Mitch McConnell infuriates Dems, says he’d fill Supreme Court vacancy in 2020: ‘Oh, we’d fill it’

If you think Democratic senators were scandalous during the confirmation process for Supreme Court Justice Brett Kavanaugh, the despicable actions seen then would prove to be but a warm up for what could occur in 2020.

One thing we do know, courtesy of Senate Majority Leader Mitch McConnell, is if an opening occurs on the high court in 2020, a presidential election year, the nominee appointed by President Donald Trump would go before the Senate for confirmation.

A position that’s in stark contrast to McConnell’s position in 2016, when he refused to hold confirmation hearings for President Barack Obama’s nominee, Judge Merrick Garland, following the death of Justice Antonin Scalia in February 2016.

At the time, McConnell said voters in the presidential election should get to decide on who filled the opening, given that Obama was essentially a lame duck president riding out his second, final term.

But when asked Tuesday at a Paducah Chamber of Commerce luncheon in Kentucky on where he would stand if a Supreme Court justice died next year, after a dramatic pause to take a sip of his beverage, McConnell smiles and said, “Oh, we’d fill it.”

 

As furious as Democrats were in 2016, Tuesday’s remark amounts to some big league trolling from “Cocaine Mitch.”

McConnell’s spokesman, David Popp, would later stress that the difference between now and then is that the White House was controlled by a Democrat and the Senate by Republicans in 2016, while both are controlled by the GOP today.

“McConnell has conveyed this reasoning several times — the decision not to consider Garland’s nomination was because the Senate was held by a different party than the president leading into an election.

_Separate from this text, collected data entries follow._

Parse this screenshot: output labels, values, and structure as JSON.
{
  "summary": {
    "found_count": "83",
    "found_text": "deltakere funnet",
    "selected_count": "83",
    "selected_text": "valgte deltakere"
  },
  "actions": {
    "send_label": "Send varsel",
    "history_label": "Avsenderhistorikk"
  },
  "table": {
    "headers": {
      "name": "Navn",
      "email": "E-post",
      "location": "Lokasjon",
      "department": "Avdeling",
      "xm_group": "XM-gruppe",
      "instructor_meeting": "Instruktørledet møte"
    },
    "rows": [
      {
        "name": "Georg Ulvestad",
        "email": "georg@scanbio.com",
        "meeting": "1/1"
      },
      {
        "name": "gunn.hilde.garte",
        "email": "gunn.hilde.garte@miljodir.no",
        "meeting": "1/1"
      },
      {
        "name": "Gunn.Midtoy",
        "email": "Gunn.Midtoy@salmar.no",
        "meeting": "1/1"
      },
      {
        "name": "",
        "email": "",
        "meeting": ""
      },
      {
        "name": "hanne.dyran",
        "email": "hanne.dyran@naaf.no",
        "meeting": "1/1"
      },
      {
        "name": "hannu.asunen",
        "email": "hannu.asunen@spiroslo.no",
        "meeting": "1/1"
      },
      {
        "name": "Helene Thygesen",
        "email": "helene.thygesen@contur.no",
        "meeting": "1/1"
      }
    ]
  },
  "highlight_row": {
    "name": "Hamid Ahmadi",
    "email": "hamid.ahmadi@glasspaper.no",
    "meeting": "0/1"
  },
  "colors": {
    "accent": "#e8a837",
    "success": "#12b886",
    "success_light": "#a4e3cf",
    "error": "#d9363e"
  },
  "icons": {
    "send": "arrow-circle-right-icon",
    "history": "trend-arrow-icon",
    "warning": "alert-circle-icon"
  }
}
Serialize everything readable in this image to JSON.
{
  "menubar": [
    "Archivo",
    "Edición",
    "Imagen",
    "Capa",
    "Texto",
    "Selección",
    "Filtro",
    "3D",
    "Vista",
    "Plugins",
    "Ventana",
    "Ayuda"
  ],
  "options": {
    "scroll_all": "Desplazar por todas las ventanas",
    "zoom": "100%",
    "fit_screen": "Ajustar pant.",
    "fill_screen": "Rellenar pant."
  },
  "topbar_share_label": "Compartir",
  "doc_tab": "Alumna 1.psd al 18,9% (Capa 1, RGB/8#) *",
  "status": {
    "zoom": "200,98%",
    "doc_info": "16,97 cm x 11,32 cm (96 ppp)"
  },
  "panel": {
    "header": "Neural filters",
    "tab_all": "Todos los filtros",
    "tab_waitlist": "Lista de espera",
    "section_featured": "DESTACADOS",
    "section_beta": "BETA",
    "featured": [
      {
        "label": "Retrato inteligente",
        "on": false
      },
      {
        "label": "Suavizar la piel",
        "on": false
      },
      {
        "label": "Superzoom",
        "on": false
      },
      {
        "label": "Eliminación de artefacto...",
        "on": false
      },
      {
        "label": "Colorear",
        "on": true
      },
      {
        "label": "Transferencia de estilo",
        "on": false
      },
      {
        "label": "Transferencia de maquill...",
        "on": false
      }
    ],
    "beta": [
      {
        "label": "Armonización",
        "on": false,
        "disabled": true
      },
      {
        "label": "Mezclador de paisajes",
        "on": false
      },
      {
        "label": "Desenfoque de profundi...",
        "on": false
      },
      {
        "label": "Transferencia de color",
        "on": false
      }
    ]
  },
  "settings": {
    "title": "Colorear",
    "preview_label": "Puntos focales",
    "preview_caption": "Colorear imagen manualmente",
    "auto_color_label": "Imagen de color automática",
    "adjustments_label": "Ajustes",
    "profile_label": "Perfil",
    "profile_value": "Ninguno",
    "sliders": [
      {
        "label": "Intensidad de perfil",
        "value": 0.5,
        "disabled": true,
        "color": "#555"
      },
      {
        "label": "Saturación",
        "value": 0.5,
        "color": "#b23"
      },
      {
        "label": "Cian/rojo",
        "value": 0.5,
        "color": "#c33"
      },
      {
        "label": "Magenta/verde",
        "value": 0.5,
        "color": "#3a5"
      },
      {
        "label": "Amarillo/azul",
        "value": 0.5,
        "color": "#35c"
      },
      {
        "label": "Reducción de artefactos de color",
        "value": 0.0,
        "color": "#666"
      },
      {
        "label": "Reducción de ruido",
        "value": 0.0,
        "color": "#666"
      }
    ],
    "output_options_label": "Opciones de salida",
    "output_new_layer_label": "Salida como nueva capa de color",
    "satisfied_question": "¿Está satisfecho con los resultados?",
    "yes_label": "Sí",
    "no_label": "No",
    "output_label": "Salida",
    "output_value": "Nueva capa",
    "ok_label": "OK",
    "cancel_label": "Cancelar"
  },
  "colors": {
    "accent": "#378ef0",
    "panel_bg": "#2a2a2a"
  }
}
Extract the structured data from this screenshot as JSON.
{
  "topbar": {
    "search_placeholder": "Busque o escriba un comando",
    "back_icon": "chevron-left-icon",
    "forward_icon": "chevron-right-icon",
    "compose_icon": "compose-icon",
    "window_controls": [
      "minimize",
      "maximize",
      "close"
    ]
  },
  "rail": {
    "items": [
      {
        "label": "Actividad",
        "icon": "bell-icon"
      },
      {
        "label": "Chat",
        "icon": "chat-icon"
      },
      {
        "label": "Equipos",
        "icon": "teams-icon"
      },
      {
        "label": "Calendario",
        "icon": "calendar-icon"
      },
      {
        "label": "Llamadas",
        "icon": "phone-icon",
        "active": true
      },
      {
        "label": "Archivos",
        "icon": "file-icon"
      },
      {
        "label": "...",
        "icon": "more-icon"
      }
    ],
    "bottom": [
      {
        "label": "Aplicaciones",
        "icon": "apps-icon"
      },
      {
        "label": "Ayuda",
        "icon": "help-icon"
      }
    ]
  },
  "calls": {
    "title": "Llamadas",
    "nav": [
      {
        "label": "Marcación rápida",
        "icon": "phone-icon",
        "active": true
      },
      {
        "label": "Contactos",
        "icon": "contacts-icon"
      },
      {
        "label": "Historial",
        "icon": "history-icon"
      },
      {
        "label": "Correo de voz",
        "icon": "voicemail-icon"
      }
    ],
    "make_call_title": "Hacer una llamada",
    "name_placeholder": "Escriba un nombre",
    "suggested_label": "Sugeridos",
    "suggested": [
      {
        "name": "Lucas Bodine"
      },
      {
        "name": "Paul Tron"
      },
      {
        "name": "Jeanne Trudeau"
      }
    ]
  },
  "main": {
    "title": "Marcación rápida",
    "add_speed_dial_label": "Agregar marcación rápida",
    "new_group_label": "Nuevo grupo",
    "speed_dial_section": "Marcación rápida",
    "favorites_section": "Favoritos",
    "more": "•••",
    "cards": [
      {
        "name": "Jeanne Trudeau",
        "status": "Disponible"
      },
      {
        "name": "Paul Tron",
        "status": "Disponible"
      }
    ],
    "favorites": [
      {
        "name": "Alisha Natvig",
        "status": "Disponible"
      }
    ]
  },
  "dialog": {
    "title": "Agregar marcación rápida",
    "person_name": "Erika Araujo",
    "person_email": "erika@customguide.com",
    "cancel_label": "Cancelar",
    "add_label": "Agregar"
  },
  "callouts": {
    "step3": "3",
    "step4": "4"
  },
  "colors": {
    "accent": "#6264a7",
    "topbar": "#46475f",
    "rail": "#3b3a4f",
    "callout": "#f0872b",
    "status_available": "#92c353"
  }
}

His answer Tuesday is consistent with that claim,” Popp tweeted in response to an NBC article.

It’s clear that the Republican lawmaker has a keen understanding of the importance of the judiciary in shaping this country’s future and has worked hard in Trump’s first two years to confirm 107 Article III judges nominated by the president, which includes two Supreme Court justices, 40 judges for the U.S. Courts of Appeals and 65 judges for the U.S. District Courts.

The Congressional Research Service said that McConnell has overseen the greatest number of appeals court nominees confirmed by the Senate in the first two years of any presidency since it started tracking the data.

These are lifetime appointments, which McConnell touched on at Tuesday’s luncheon.

“I remember during the tax bill, people were agonizing over whether one part of the tax bill was permanent or not,” McConnell said. “I said, ‘Look, the only way the tax bill is permanent depends on the next election.’ Because people have different views about taxes in the two parties and they approach it differently when they get in power.”

“What can’t be undone is a lifetime appointment to a young man or woman who believes in the quaint notion that the job of the judge is to follow the law,” he would continue. “That’s the most important thing we’ve done in the country, which cannot be undone.”

In fact, with an assist from McConnell, Trump has flipped the 3rd U.S. Circuit Court of Appeals from a Democrat-appointed majority to a Republican one.

According to Russell Wheeler of the Brookings Institution, they have “strengthened Republican-appointee majorities on four courts that already had such majorities those of the 5th, 6th, 7th, and 8th circuits.”

Appellant judges have been a priority all along for the administration.

PBS reported that when Trump took office, Obama had left more than 100 vacancies to fill in the lower courts, including 17 in the U.S. courts of appeals.

“They are the ones that judge all your disputes,” Trump said in a March 2018 speech. “They judge on what’s fair on the environment and what’s not fair.”

“I don’t know why Obama left that,” he added. “It was like a big, beautiful present to all of us.”

In the end, Trump’s legacy will very likely be his impact on the courts, as will Mitch McConnell’s.

“McConnell knows that from a legacy point of view, from a view of center-right America, this is the most important thing you can do,” his former chief of staff Josh Holmes said.